Neta Snook became the first woman to enter a men's air race at the Los Angeles Speedway in February 1921, finishing fifth and telling the media, "I'm going to fly as cleverly, as audaciously, as thrillingly as any man aviator in the world." After Earhart disappeared during her famous flight in 1937, Snook began lecturing and speaking about her career in aviation and, later, wrote her autobiography, I Taught Amelia To Fly.

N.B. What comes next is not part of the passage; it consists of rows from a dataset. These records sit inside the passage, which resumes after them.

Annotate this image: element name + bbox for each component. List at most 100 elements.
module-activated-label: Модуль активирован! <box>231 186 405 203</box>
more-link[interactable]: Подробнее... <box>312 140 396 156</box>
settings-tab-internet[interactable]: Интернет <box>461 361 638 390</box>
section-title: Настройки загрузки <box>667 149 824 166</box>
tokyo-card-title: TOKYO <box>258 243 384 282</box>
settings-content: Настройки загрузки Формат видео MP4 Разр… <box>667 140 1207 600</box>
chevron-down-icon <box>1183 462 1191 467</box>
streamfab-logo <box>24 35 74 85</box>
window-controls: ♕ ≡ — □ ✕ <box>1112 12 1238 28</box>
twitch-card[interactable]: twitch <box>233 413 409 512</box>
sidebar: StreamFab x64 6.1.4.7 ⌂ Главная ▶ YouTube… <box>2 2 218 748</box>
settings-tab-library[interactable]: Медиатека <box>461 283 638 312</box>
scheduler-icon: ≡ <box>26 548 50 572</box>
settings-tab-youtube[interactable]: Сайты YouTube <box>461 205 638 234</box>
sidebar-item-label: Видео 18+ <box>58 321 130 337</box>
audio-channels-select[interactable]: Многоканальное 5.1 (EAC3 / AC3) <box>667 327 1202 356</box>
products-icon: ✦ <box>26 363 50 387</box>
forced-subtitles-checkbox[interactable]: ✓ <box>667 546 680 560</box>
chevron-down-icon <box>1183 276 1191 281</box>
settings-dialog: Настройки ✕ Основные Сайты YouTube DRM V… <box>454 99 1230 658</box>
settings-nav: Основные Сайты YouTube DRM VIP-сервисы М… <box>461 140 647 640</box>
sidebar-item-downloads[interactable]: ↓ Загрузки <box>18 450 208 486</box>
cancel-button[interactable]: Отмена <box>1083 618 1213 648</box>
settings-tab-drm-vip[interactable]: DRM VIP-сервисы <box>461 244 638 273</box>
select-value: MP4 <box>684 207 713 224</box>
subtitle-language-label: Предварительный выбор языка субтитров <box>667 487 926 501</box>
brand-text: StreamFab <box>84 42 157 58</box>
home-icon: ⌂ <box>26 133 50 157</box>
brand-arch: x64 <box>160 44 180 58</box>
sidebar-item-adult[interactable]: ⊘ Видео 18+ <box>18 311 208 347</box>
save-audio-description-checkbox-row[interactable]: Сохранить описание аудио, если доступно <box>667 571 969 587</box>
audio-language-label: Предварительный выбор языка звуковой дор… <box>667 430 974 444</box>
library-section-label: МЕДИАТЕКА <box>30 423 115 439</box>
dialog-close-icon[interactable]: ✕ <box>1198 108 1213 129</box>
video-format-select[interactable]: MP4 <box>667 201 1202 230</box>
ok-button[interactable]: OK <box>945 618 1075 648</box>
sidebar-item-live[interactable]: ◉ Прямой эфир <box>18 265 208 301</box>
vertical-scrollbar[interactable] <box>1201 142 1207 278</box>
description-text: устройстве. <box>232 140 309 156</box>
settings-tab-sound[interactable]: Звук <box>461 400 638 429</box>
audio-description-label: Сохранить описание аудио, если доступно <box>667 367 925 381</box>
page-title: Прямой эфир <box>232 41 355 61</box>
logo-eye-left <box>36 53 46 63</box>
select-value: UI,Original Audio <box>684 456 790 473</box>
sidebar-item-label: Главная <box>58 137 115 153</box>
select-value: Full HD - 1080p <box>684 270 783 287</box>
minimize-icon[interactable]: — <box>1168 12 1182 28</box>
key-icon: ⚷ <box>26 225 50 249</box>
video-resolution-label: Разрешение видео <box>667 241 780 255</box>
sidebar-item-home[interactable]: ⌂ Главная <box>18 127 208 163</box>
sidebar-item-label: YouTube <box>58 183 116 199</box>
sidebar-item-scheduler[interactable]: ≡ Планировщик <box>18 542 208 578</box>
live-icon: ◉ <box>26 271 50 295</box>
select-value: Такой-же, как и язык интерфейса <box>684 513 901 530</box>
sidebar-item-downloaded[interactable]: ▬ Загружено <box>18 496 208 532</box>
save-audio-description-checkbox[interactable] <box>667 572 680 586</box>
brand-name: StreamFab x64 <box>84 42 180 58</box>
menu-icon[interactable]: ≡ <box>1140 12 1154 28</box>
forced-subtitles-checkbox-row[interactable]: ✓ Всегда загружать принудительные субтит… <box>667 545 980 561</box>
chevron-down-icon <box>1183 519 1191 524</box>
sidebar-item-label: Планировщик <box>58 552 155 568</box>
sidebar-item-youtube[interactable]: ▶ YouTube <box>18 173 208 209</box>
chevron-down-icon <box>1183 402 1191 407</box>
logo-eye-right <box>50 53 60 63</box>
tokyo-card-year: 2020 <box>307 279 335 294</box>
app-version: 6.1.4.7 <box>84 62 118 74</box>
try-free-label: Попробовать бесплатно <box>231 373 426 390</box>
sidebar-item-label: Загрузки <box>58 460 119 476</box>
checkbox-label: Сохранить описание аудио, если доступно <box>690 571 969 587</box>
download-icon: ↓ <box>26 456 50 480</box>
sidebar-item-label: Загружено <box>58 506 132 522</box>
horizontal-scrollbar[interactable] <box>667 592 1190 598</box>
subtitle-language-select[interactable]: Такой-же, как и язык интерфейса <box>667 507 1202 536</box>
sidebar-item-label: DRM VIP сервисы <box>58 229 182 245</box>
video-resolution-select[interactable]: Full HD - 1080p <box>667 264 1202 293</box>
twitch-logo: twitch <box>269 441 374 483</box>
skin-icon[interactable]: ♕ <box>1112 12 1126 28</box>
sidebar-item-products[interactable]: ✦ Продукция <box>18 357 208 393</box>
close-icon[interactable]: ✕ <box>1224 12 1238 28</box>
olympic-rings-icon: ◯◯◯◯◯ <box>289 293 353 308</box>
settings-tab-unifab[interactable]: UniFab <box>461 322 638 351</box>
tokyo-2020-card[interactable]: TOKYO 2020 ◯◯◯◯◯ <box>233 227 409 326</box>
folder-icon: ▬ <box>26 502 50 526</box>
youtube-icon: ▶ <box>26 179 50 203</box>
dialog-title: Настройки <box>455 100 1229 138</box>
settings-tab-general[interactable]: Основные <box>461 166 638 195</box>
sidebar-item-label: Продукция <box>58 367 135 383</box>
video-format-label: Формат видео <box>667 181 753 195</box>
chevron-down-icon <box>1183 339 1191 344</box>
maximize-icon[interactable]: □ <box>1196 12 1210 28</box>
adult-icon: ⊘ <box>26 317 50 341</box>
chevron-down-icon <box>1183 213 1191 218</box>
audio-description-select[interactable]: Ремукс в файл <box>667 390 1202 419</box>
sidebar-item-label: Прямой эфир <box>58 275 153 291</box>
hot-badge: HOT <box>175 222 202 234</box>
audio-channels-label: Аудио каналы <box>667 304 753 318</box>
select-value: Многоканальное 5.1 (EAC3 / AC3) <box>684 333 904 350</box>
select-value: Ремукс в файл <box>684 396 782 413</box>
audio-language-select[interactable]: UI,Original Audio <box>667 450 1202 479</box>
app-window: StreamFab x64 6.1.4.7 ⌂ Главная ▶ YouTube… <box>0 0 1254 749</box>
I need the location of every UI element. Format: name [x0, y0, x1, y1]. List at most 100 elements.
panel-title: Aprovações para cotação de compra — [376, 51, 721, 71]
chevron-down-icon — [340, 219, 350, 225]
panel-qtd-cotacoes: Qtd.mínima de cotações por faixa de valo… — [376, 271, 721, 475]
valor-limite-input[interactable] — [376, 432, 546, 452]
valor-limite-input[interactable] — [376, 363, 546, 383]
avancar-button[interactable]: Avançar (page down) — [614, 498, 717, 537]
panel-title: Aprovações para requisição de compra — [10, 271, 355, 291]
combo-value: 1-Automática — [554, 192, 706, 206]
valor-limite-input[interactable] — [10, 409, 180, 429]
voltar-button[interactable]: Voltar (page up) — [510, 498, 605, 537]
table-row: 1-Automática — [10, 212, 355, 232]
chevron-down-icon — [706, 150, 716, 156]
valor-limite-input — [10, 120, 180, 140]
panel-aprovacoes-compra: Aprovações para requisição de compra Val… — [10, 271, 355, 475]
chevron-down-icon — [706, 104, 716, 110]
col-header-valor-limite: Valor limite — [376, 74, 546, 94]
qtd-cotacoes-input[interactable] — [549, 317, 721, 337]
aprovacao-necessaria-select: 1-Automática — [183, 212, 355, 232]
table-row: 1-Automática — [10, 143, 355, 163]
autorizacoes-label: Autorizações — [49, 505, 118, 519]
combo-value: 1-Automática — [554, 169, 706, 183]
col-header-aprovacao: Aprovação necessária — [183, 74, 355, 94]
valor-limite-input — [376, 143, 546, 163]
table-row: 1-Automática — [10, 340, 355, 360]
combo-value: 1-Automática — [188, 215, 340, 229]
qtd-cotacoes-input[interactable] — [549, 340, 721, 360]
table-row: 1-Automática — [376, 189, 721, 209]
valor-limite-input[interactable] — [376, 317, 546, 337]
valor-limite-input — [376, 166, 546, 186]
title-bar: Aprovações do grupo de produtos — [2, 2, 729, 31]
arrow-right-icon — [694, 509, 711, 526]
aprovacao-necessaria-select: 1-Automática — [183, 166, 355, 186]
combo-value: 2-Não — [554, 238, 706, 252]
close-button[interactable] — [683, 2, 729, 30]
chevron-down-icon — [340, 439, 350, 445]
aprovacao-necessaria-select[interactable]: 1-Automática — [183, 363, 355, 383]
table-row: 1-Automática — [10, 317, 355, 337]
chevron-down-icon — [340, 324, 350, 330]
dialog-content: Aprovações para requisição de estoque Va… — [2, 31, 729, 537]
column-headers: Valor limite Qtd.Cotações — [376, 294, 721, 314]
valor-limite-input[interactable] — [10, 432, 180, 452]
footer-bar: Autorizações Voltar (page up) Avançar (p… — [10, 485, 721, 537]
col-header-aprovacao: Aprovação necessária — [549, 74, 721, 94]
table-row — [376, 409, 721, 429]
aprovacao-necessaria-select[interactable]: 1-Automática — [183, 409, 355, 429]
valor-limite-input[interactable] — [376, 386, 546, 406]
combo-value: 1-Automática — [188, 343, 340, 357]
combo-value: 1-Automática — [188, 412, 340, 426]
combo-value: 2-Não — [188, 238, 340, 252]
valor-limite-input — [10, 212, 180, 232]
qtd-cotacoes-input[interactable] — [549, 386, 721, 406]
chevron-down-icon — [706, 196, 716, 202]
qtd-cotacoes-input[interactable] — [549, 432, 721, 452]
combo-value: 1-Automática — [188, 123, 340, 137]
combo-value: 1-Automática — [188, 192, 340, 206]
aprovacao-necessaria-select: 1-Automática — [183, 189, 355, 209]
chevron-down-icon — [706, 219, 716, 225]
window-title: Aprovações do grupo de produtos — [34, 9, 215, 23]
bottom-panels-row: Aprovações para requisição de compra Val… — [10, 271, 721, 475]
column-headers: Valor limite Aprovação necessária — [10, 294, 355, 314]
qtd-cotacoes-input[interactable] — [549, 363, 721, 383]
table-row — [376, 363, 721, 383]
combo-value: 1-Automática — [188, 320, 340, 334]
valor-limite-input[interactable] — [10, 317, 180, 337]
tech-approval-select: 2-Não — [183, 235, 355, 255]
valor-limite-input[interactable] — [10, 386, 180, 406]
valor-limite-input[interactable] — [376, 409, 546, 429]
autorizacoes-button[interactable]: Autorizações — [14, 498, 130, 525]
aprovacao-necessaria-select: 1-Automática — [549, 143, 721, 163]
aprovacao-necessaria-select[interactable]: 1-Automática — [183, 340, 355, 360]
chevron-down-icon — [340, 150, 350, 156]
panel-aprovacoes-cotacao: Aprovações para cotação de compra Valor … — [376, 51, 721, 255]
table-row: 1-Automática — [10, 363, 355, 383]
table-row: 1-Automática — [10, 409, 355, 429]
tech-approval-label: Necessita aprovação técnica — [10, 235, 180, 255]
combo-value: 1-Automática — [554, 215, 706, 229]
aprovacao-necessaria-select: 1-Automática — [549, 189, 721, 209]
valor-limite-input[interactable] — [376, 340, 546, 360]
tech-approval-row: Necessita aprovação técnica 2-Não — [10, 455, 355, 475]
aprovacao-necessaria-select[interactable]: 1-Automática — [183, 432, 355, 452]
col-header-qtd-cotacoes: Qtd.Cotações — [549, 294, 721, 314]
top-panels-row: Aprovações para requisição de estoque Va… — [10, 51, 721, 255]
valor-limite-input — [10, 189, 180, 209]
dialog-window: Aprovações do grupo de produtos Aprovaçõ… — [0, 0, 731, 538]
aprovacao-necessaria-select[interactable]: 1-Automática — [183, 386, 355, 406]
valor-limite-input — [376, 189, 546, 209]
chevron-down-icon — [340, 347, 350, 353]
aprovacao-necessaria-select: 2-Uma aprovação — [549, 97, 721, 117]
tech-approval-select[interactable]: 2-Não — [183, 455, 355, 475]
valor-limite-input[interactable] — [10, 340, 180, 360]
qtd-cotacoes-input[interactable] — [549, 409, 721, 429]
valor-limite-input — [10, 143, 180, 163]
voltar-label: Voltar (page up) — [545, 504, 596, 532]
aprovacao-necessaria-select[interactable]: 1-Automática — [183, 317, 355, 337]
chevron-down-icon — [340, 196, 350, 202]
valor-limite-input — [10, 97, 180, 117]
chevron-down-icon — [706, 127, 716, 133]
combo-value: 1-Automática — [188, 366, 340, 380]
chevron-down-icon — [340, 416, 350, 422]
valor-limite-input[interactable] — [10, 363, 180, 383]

In 1977, Neta flew for the first time in decades, when she was invited to pilot a replica of Charles Lindbergh's Spirit of St. Louis. In 1981, she was acknowledged as the oldest woman pilot in the United States. One year after her death, Neta Snook Southern was inducted into the Iowa Aviation Hall of Fame.

== Personal life ==
At the age of 25, Snook married William Southern in 1922, became pregnant and gave up flying, selling her business. Not much was heard about Neta Snook Southern in the years following her retirement. Snook died at age 95 on March 23, 1991, at her adobe home, built by Neta and William in Los Gatos, California.

Neta had a son, William Curtiss Southern (12 November 1922, Iowa - 17 March 1997, Amador County, California), who had a wife Nadine. Neta was survived by a sister, two grandchildren, nine great-grandchildren and a great-great grandchild.

==Legacy==
In 1917, "few women took to the clouds during that time, but the ones who did became famous for their courage and contributions to mankind's experience of flight."